The Working Class Goes to Heaven
The Working Class Goes to Heaven

La classe operaia va in paradiso

17 September 1971 Italy 113 min ⭐ 7.8 (364)
Director: Elio Petri
Cast: Gian Maria Volonté, Mariangela Melato, Salvo Randone, Gino Pernice, Luigi Diberti
Drama
Alienation and Dehumanization The Failures of the Left Workplace Madness (The Trilogy of Neurosis) Consumerism as a Trap

The Working Class Goes to Heaven - Ending Explained

⚠️ Spoiler Analysis

The film ends on a note of crushing circularity. After being fired for his radicalism and abandoned by his partner, Lulù is ultimately rehired through the efforts of the union. However, his "victory" is hollow. He is placed back on the assembly line, now fully aware of his status as a tool but unable to escape. The final sequence shows him frantically working while recounting a dream about a wall that leads only to fog. This reveals the "Paradise" of the title to be a delusion; the worker's only escape from the machine is madness or death, and until then, they are doomed to repeat the cycle in a state of cognitive dissonance.

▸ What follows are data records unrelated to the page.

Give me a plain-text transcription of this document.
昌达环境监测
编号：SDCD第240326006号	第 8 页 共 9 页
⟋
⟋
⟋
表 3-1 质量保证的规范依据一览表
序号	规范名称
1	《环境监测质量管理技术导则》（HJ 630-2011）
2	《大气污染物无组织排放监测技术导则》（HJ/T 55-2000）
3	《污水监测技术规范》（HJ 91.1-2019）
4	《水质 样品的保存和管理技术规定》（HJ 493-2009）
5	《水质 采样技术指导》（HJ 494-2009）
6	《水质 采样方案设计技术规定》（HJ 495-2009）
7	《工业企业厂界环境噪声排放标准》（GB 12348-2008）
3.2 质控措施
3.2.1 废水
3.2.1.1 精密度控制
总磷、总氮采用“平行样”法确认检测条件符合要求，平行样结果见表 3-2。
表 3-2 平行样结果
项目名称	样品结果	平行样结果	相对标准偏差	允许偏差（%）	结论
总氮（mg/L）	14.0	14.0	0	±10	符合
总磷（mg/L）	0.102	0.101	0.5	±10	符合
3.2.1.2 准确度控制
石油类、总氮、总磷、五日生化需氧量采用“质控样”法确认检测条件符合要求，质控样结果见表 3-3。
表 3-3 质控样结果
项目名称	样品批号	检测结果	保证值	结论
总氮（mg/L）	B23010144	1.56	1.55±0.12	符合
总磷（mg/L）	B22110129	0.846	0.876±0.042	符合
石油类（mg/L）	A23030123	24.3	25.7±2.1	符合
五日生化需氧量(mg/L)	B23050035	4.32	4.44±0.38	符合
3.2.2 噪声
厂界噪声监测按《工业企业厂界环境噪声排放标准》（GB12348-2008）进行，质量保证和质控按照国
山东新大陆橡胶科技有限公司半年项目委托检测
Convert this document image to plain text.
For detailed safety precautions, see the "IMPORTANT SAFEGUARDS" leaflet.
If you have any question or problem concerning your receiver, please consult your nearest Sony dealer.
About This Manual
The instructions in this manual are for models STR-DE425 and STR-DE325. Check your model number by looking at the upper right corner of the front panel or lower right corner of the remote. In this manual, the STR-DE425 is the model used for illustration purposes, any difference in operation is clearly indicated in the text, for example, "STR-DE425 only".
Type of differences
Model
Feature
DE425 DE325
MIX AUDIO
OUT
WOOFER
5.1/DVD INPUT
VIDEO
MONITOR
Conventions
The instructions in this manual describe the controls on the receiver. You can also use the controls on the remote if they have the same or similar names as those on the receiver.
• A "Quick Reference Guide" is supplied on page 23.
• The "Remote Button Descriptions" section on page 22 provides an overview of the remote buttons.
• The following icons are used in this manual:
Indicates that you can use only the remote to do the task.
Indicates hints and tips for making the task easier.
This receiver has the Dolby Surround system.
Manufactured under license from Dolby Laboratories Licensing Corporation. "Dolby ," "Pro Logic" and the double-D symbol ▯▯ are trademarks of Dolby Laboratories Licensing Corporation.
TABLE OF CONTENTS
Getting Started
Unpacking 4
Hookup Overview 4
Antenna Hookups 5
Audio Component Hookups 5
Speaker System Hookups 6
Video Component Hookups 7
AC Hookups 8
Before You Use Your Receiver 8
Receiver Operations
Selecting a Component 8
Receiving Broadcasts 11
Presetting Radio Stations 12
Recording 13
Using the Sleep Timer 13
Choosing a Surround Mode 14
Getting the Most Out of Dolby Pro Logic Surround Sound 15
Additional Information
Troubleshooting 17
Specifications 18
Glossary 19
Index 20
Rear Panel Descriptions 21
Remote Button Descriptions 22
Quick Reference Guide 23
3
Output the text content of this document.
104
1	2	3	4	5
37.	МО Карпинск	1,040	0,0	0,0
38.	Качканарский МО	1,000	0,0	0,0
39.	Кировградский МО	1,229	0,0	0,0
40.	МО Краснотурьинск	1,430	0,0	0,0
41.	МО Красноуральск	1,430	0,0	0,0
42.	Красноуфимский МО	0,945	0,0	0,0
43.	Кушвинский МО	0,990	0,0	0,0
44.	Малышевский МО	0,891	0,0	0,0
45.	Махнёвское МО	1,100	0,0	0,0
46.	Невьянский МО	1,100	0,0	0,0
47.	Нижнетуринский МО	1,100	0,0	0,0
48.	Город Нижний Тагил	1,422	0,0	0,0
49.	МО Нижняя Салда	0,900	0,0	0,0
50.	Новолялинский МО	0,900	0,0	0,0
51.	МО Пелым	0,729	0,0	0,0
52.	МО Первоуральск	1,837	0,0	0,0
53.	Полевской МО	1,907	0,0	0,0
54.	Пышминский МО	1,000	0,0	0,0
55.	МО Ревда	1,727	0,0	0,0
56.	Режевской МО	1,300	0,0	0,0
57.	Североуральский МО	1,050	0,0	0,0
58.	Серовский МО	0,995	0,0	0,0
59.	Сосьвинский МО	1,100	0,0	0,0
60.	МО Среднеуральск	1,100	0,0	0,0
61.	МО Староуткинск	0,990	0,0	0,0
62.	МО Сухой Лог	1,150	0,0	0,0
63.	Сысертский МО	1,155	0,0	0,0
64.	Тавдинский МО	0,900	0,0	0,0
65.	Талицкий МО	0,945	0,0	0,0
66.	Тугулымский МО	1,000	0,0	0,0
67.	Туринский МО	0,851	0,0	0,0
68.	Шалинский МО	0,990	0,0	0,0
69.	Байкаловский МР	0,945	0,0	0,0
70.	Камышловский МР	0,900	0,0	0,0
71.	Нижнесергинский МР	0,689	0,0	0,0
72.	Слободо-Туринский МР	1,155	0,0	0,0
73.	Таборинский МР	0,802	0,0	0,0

Alternative Interpretations

While often read as a Marxist critique, some critics argue the film is deeply pessimistic about all forms of collective action. This reading suggests that Lulù is just as much a victim of the students and unions as he is of the bosses. Another interpretation focuses on the film as a psychoanalytic study, where the factory represents the Id and the piecework is a form of masturbatory obsession that eventually leads to castration (the lost finger).